C’est pour le journal local The Amsterdam News que Chi arrive à vendre ses premières photos. Si au départ la rétribution est très modeste et arrive à peine à couvrir ses frais, cela lui permet toutefois de rencontrer du monde et de se faire des contacts dans le milieu. C’est d’ailleurs au sein de la rédaction de ce journal que le jeune photographe apprend qu’un magazine consacré entièrement au hip-hop est sur le point de déménager à New-York pour continuer à se développer. Son nom : The Source. Chi Modu tente alors sa chance et propose donc ses services à ce magazine.
« Avec mon appareil, je raconte des histoires. Je savais que le hip-hop était une aventure qui n’avait pas encore été réellement racontée visuellement, donc j’ai essayé de mettre toutes mes compétences de photographe au service de cette culture ». Convaincu par son talent, Chi est rapidement propulsé à la tête du département photo de The Source pour qui il signe plus de 30 couvertures de magazines entre 1992 et 1997. Pendant cette période faste, il rencontre une bonne partie du rap game et se lie même d’amitié avec quelques grands noms de l’industrie pour qui il réalise des covers ou des photos de livret pour leurs albums.
Au milieu des années 2010, il décide de mettre sur sa page instagram une bonne partie de sa collection, passant vite de 7 000 followers à plus de 430 000. Une œuvre immense composée de milliers de clichés teintés d’une certaine nostalgie. On y croise Nas dans sa chambre d’adolescent où il a écrit la plupart des textes d’Illmatic, Snoop Dogg à côté de ce fameux panneau 187, le Wu-Tang Clan juste avant la sortie de leur premier classic ou encore Puff Daddy, Craig Mack et Biggie dans un fast food pour la promo de la cassette B.I.G. Mack. Avec ses photos, Chi Modu a installé des standards et aidé également à la popularisation de la culture sneaker dans cette golden era. Comment ne pas repenser à ces fameuses Adidas Campus d’Eazy-E ou aux Nike Cortez de Snoop quand on feuillette avec envie sa sublime collection ?

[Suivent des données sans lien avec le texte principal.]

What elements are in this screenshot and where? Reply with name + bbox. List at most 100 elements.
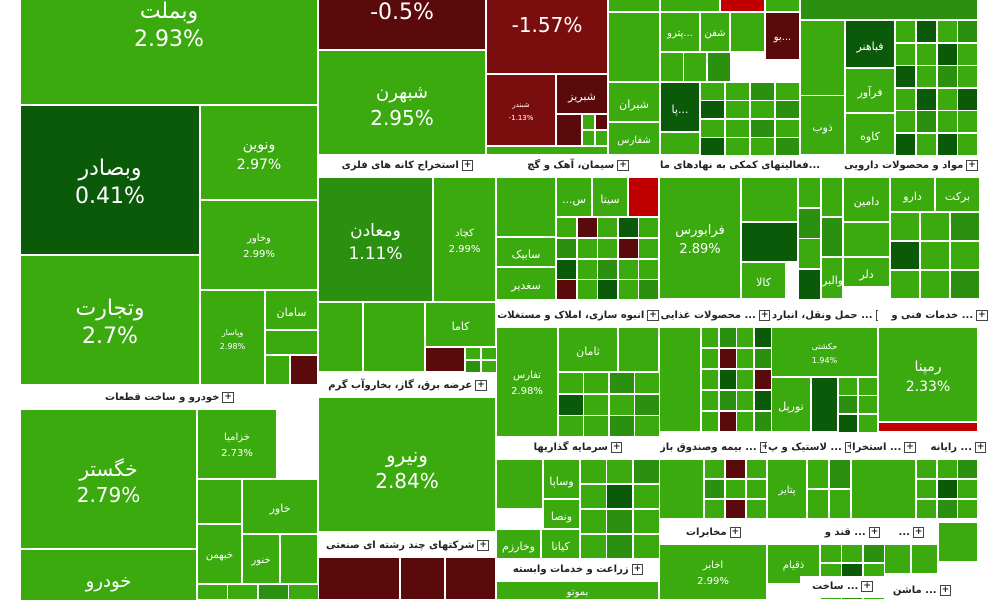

Parmi son catalogue et ses centaines de rencontres, certaines ont pris une dimension iconique avec le temps. Qui aurait pu imaginer en 1996, après ce shooting photo de Biggie devant les tours du World Trade Center, que ces deux monuments de New-York ne seraient plus là 5 ans plus tard… Aussi bien présent sur la East Coast que sur la West Coast, sa relation avec 2Pac est également un autre grand moment de sa carrière. Les deux artistes se sont croisés à de nombreuses reprises et le photographe a certainement réalisé les photos les plus populaires du rappeur. Disparu en 1996, c’est uniquement en 2016 pour les 20 ans de cet anniversaire tragique que Chi Modu publie son livre Uncategorized regroupant des clichés inédits de l’auteur d’All Eyez On Me.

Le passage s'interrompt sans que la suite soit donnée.